By Byrony Treser, PT, DPT

Hispanic Heritage Month, celebrated from September 15th to October 15th, honors and recognizes the culture, achievements, legacy, and impact that Hispanic Americans and people of Latinx and Hispanic descent have had in our communities.  As I reflected on how to best commemorate this period, I realized that my journey as a physical therapist over the last decade has been strongly shaped by a formative clinical rotation in rural Guatemala.

After two years of PT school, no end of the proverbial blood, sweat, and tears, and a year of clinicals ahead, it prompted me to repeatedly wonder if I was meant to be a physical therapist. With less than a month of patient care experience to draw on, I traveled to Zacapa, Guatemala for a short clinical rotation. During this rotation, the other students and I were to spend time at several Zacapa medical institutions including a hospital-based physical rehabilitation center, community outreach centers, schools, and senior centers.

The October sun hadn’t reached its zenith yet, but I was beginning to choke in the heat. The small rehabilitation center was crowded with students, interpreters, and the local Guatemalans seeking therapy, and yet I found myself almost alone in a corner, trying not to panic as I grasped just how tenuous my Spanish language skills were.  A woman in her fifties sat next to me, waiting expectantly. I knew from our orientation that many of the people at the clinic had walked quite a distance and had been waiting since early morning for the clinic to open.  The clinical instructors and other students were gathered around the interpreters, and no one was close enough to catch my eye or intervene. I took a breath and asked hesitantly, “tiene duele?” The look of confusion that crossed her face told me I hadn’t asked what I thought I had—”are you in pain?”

My apprehension and sense of failure was growing steadily, and I was rifling in my mind through two years of bookwork to come up with anything that might help. On the verge of giving up completely, the whisper from a lecture on patient centered care came to me, “If you listen right, your patient will tell you what is wrong with them.” “Great”, I thought, “how am I supposed to do that when I couldn’t even recall how to ask someone about their pain”. Marginally calmer, I gathered my courage and tried again. Como esta ud? Tiene hijos? Donde vive? The conversation between us started to flow more easily.  The woman shared with me about her family and her work making blankets. As her story unfolded, I began to see that it was her back that was bothering her and making it hard to sit for any length of time.  I showed her a few stretches and mobility techniques to ease the guarding of her back muscles and she smiled. A few minutes later, she walked away, more freely than when she had come in.  I felt my shoulders relax a little.
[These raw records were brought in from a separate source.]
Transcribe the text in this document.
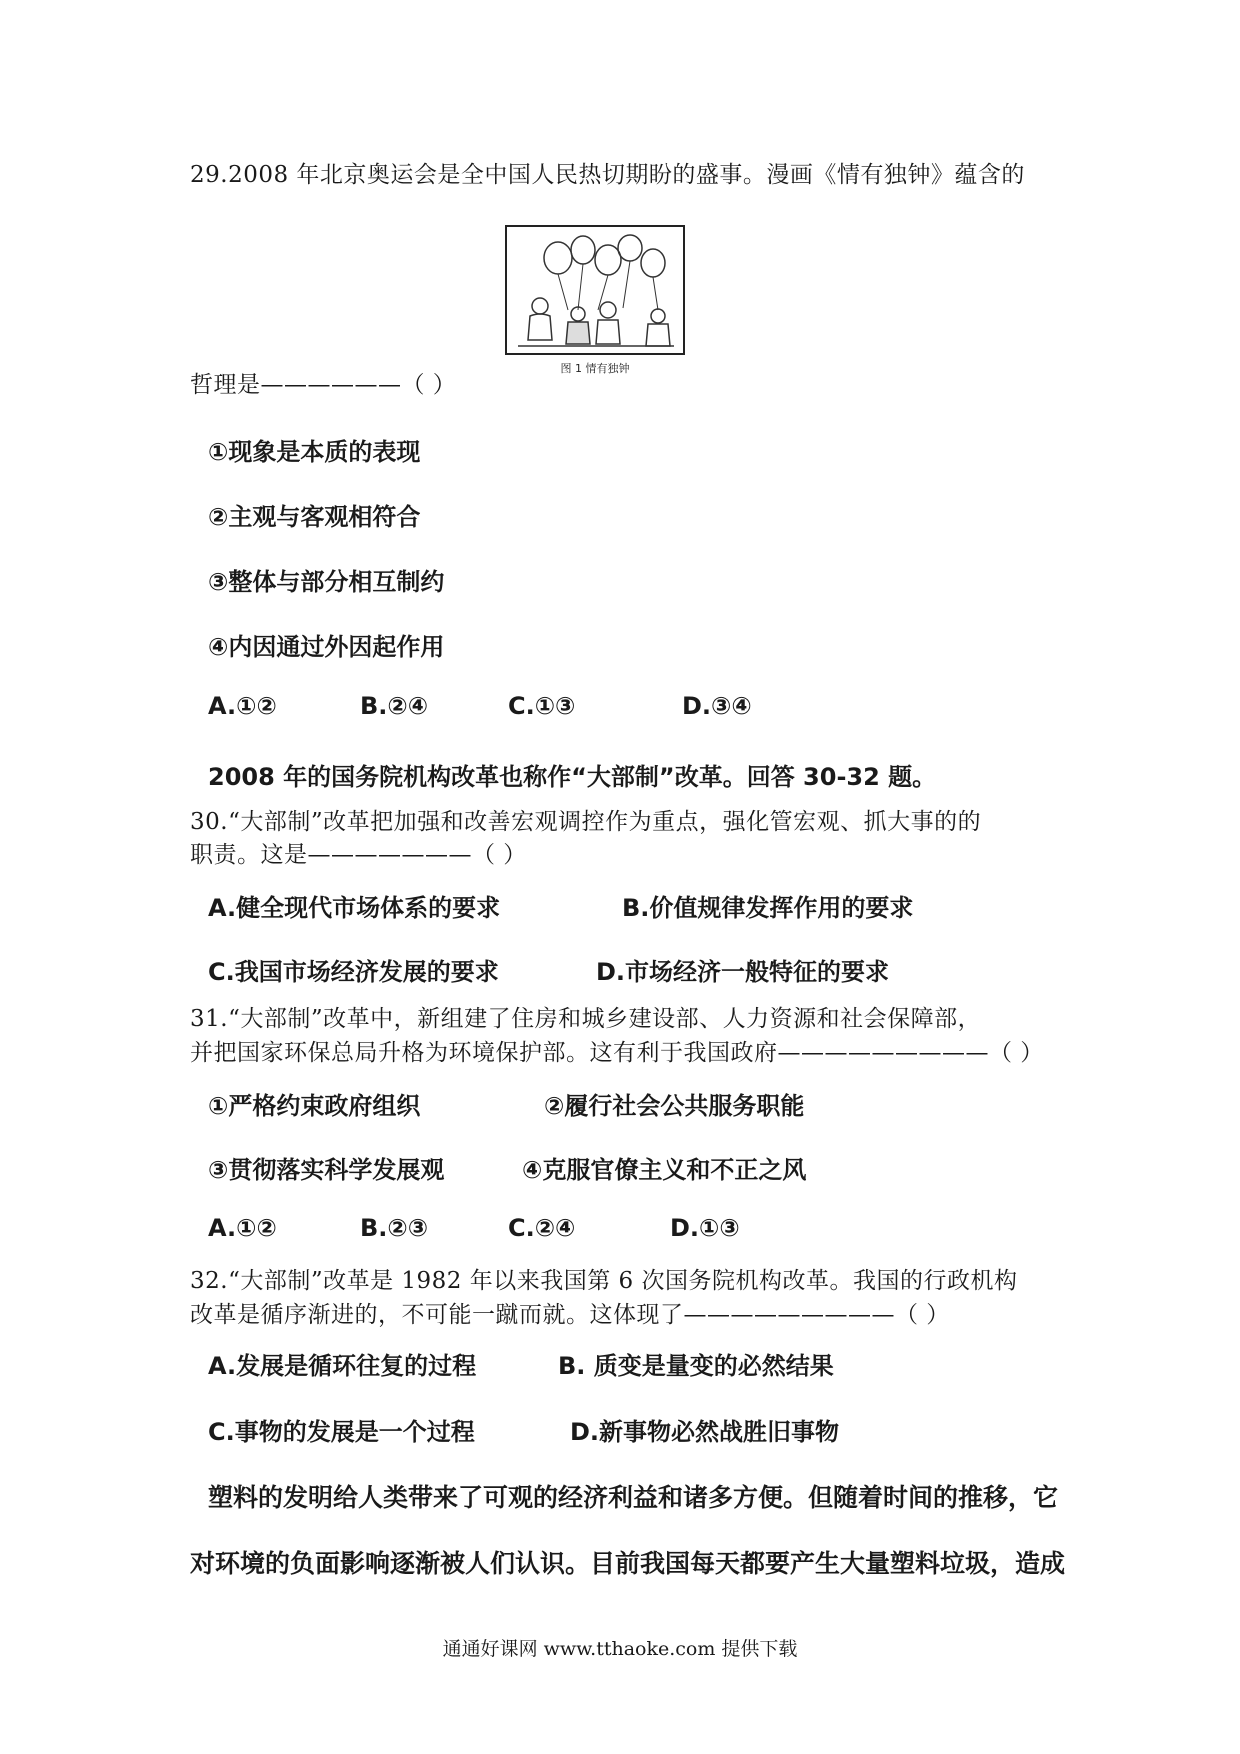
29.2008 年北京奥运会是全中国人民热切期盼的盛事。漫画《情有独钟》蕴含的
图 1 情有独钟
哲理是——————（ ）
①现象是本质的表现
②主观与客观相符合
③整体与部分相互制约
④内因通过外因起作用
A.①②	B.②④	C.①③	D.③④
2008 年的国务院机构改革也称作“大部制”改革。回答 30-32 题。
30.“大部制”改革把加强和改善宏观调控作为重点，强化管宏观、抓大事的的
职责。这是———————（ ）
A.健全现代市场体系的要求	B.价值规律发挥作用的要求
C.我国市场经济发展的要求	D.市场经济一般特征的要求
31.“大部制”改革中，新组建了住房和城乡建设部、人力资源和社会保障部，
并把国家环保总局升格为环境保护部。这有利于我国政府—————————（ ）
①严格约束政府组织	②履行社会公共服务职能
③贯彻落实科学发展观	④克服官僚主义和不正之风
A.①②	B.②③	C.②④	D.①③
32.“大部制”改革是 1982 年以来我国第 6 次国务院机构改革。我国的行政机构
改革是循序渐进的，不可能一蹴而就。这体现了—————————（ ）
A.发展是循环往复的过程	B. 质变是量变的必然结果
C.事物的发展是一个过程	D.新事物必然战胜旧事物
塑料的发明给人类带来了可观的经济利益和诸多方便。但随着时间的推移，它
对环境的负面影响逐渐被人们认识。目前我国每天都要产生大量塑料垃圾，造成
通通好课网 www.tthaoke.com 提供下载
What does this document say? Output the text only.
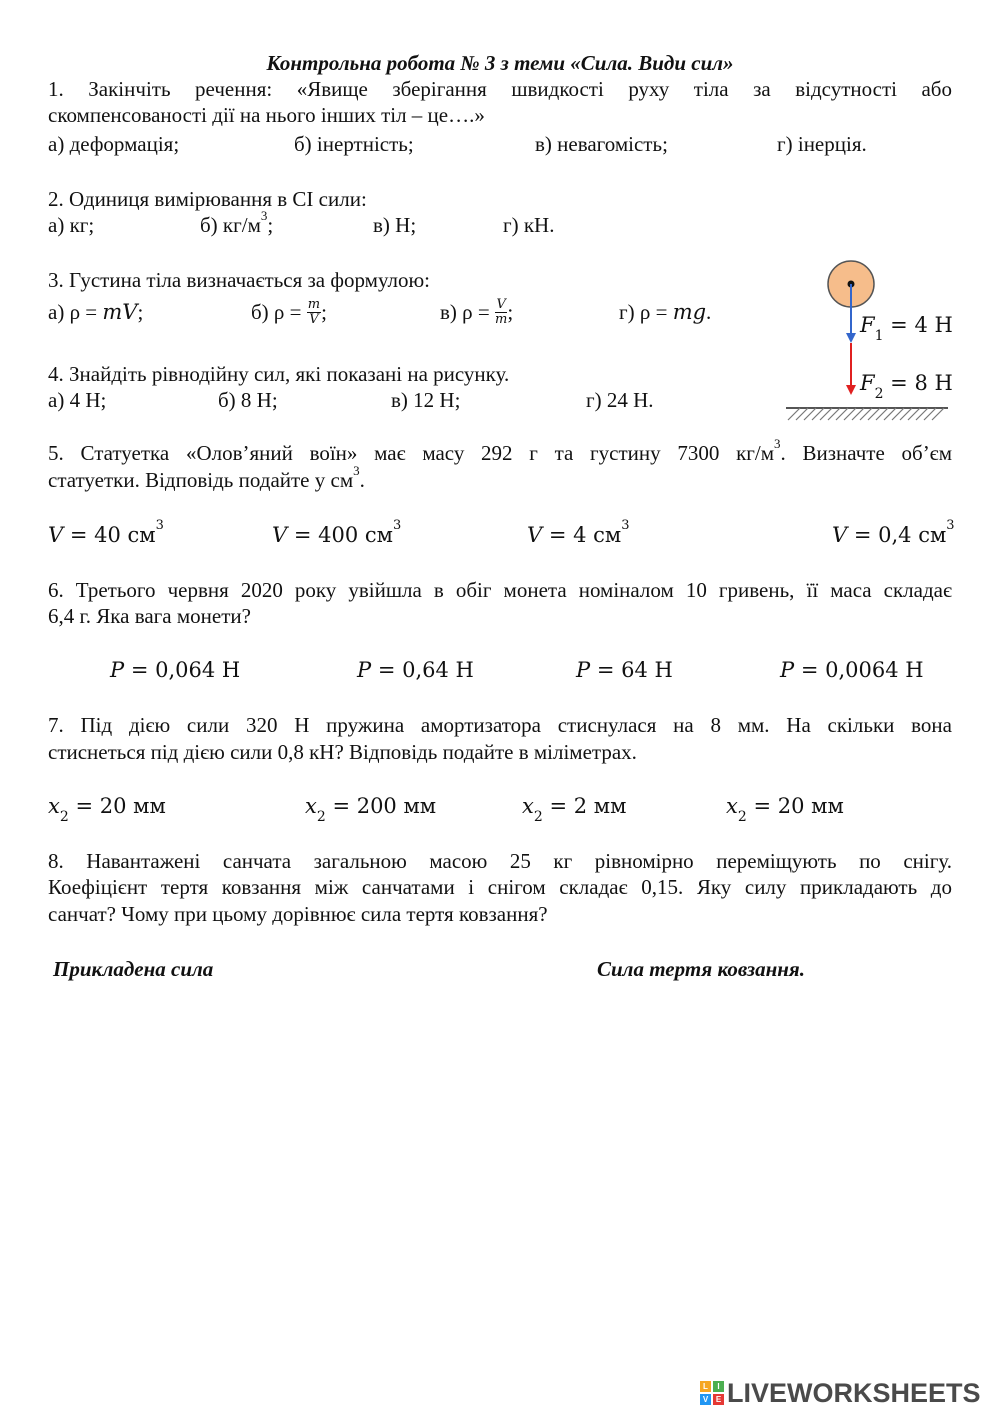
Контрольна робота № 3 з теми «Сила. Види сил»
1. Закінчіть речення: «Явище зберігання швидкості руху тіла за відсутності або
скомпенсованості дії на нього інших тіл – це….»
а) деформація;	б) інертність;	в) невагомість;	г) інерція.
2. Одиниця вимірювання в СІ сили:
а) кг;	б) $кг/м^3$;	в) Н;	г) кН.
3. Густина тіла визначається за формулою:
а) ρ = mV;	б) $\rho = \frac{m}{V}$ ;	в) $\rho = \frac{V}{m}$ ;	г) ρ = mg.
$F_1 = 4$ Н
$F_2 = 8$ Н
4. Знайдіть рівнодійну сил, які показані на рисунку.
а) 4 Н;	б) 8 Н;	в) 12 Н;	г) 24 Н.
5. Статуетка «Олов’яний воїн» має масу 292 г та густину 7300 $кг/м^3$. Визначте об’єм
статуетки. Відповідь подайте у $см^3$.
V = 40 $см^3$	V = 400 $см^3$	V = 4 $см^3$	V = 0,4 $см^3$
6. Третього червня 2020 року увійшла в обіг монета номіналом 10 гривень, її маса складає
6,4 г. Яка вага монети?
P = 0,064 Н	P = 0,64 Н	P = 64 Н	P = 0,0064 Н
7. Під дією сили 320 Н пружина амортизатора стиснулася на 8 мм. На скільки вона
стиснеться під дією сили 0,8 кН? Відповідь подайте в міліметрах.
$x_2 = 20$ мм	$x_2 = 200$ мм	$x_2 = 2$ мм	$x_2 = 20$ мм
8. Навантажені санчата загальною масою 25 кг рівномірно переміщують по снігу.
Коефіцієнт тертя ковзання між санчатами і снігом складає 0,15. Яку силу прикладають до
санчат? Чому при цьому дорівнює сила тертя ковзання?
Прикладена сила	Сила тертя ковзання.
L	I
V E LIVEWORKSHEETS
The confidence I gained during that first encounter evaporated quickly as the next person told me about “las hormigas de fuego” on his arm.  Having seen more than a few fire ants (named for their burning, painful bites) around, I recognized the words but was still bewildered. The young man didn’t have any welts, bite marks, redness, or a rash. He was only about sixteen, so I asked about common teenage interests: his family, school, and sports, while I frantically tried to come up with an explanation. I learned he had fallen out of a tree several years previously and broken his arm. The break was never set correctly, which limited his range of motion but not his overall strength. Still, “las hormigas de fuego” had only started a few weeks prior. No matter how I moved the arm, I couldn’t produce any symptoms. Then I asked him to show me what movement he did when he felt “las hormigas”.  As he began to move into the position, his face contorted in pain. It was a unique movement pattern to me, and I couldn’t imagine when he would need to perform it. “When?”, I asked. “Every day, in the coffee fields.” Suddenly, his description of fire ants on his arm made more sense and I realized he was experiencing a nerve compression. He used his known environment to paint a picture, describing his symptoms in terms he was familiar with.

As the rotation continued, the uncertainty and apprehension of those first encounters never truly went away. Without medical records, MRIs, x-rays, and labs, the other students and I had to learn to trust our training, our palpation skills, our senses, and most importantly our patients’ experiences. It became easier (although never comfortable) to sit with the unknown, to listen deeply, to appreciate the complexities of each person’s story, and to observe how multiple puzzle pieces fit together.  My experiences in Guatemala showed more than anything, me that when all people are seen, valued, and included, and their stories shared and celebrated, we build up all of humanity to its greatest potential.